On Wednesday, skenny ran a 65535 run which mostly finished.

The plots are here:
http://www.ci.uchicago.edu/~benc/tmp/report-modelproc-20080924-1226-pkzripi7/

The rest of this email is rambling commentary on some of the things I see 
there.

The run mostly finishes, with some number (985 according to the totals of 
unfinished procedure calls, 8 according to the execute2 chart, and 11 
according to the karajan statuses) of activities outstanding.

Looking at this chart, which is karajan job submission tasks, 
http://www.ci.uchicago.edu/~benc/tmp/report-modelproc-20080924-1226-pkzripi7/karatasks.JOB_SUBMISSION.sorted-start.png

there are strange things with karajan job duration. The majority of tasks 
run very quickly (a few pixels width, which is a few seconds). That's 
expected.

A large number though take what looks to be about 2000 seconds to end (and 
seemingly all are about the same duration, which maybe means its a timeout 
on the task itself);

and a few (about 9?) never finish (those are the lines that extend all the 
way from their respective start times all the way to the far right of the 
graph)

The tasks that take about 2000 seconds look like they're going into Queued 
state - looking at the plot of karajan job submission tasks in queued 
state, they appear there too:

http://www.ci.uchicago.edu/~benc/tmp/report-modelproc-20080924-1226-pkzripi7/karatasks.JOB_SUBMISSION.Queue.sorted-start.png

There are a couple of interesting things here that I haven't seen before:

1. stagein/stageout oscillation

Coasters are providing a plenty of cores for running tasks, with very low 
scheduling latency.

In this run, the execution rate is limited by the rate at which files can 
be staged in.

There is a fixed load for file staging, which is shared between stageins 
and stageouts.

Once a file has been staged in, the corresponding task will be executed 
almost instantly, and two seconds later a stageout task will go on the 
queue.

This seems to be causing a pretty-looking oscillation in the stageout and 
stagein graphs. Maybe that's a bad thing, maybe it doesn't matter.

2. Execution peaks at coaster restart time.
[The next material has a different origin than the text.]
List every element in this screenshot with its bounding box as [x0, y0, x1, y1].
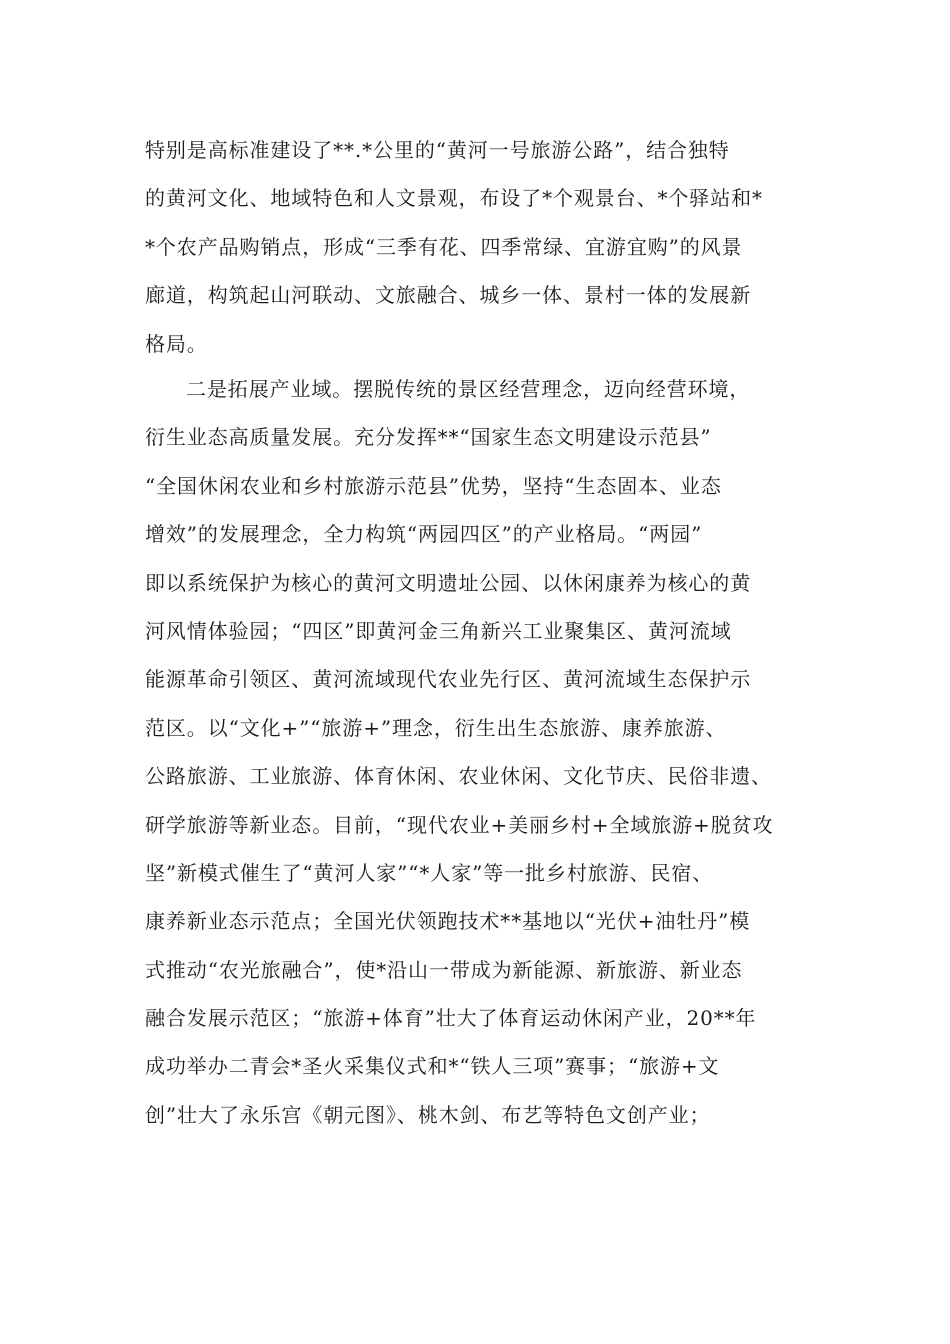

When no coaster workers are running, stageins still happen. So when 
coaster workers start up when there have been none running, there are 
plenty of tasks to run. The coaster workers die every 1h45m (6300 seconds) 
(due to wall time specification) and are restarted, which then is subject 
to gram+sge scheduling delay.

So every 6300s in the run there is a section of the active tasks graph 
where the nuber of active tasks drops to 0 for a bit and then shoots high 
up to 400 tasks active at once for a very short period of time.
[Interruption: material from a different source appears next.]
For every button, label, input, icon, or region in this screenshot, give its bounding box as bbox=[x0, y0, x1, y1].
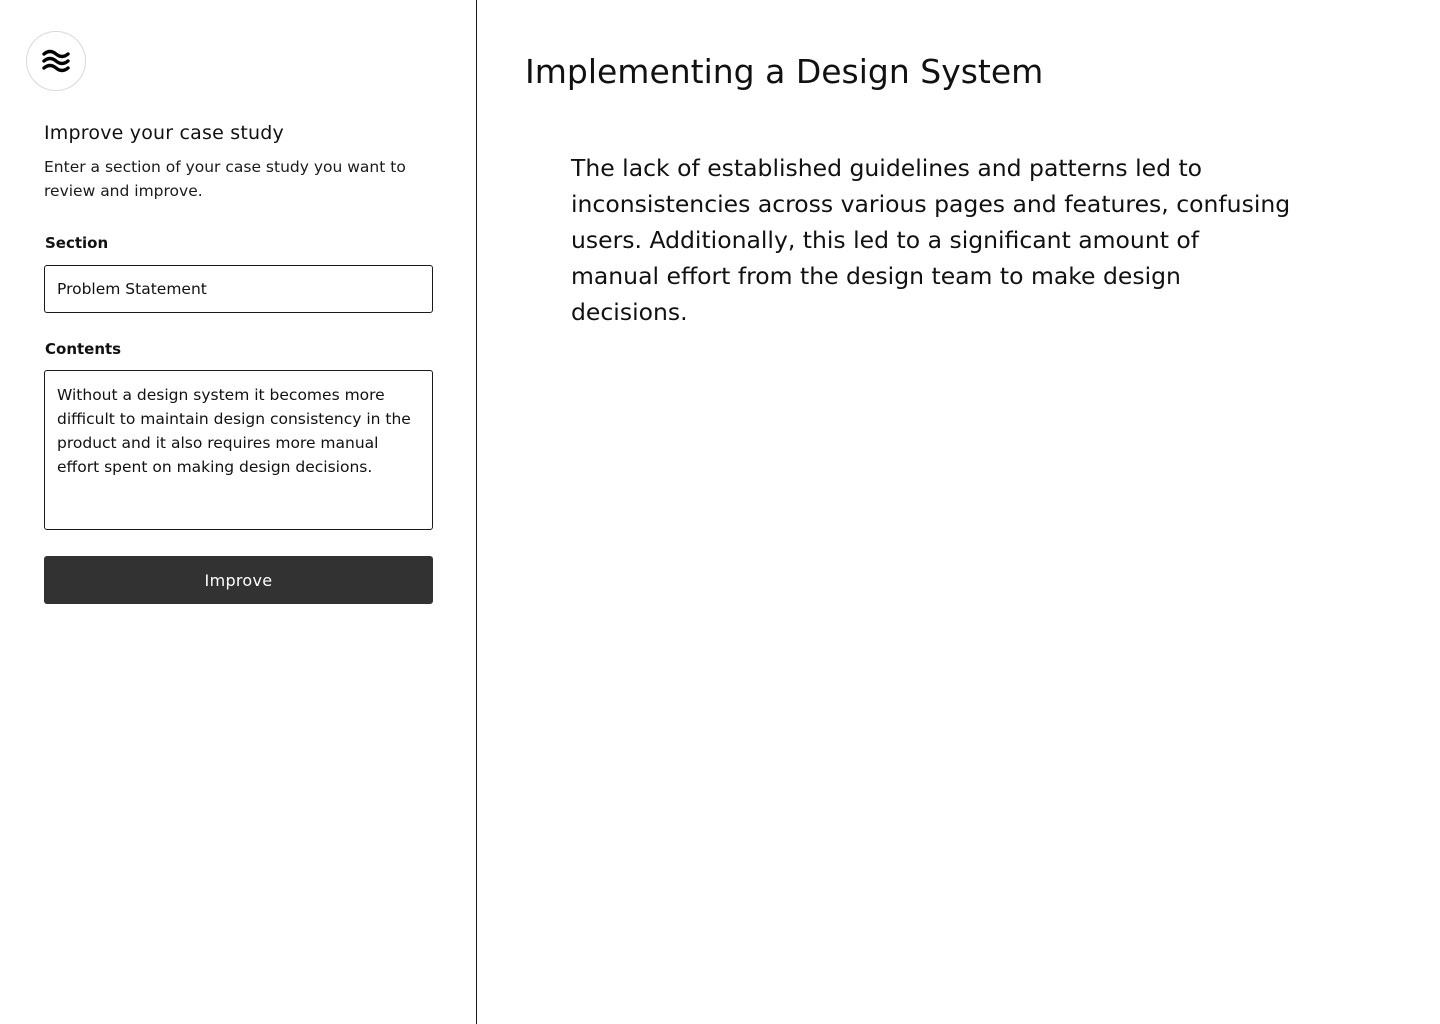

In the present run, I don't think this is causing any actual delay in the 
total runtime of the workflow because coasters are not causing any rate 
limit. In other runs with other applications, maybe that will have some 
effect that might be significant.

Coasters are able to run 400 tasks at once because of what I regard as a 
bug in the way that multiple cores are supported in coasters - far too 
many (16 x too many in this case) cores are allocated which means where 
there is a sudden peak in job submissions there are lots of cores
available. This shouldn't happen.

However even if that was fixed so that it only allocated the right number 
of cores, rather than the wrong number of nodes, I think if there is a 
sudden peak in jobs as happens when the coaster workers all die around the 
same time due to walltime, then the worker manager will still end up 
trying to allocate enough workers to cover that peak, even though the peak 
is very unusual. So this will result in basically wasted coaster worker 
runs.

--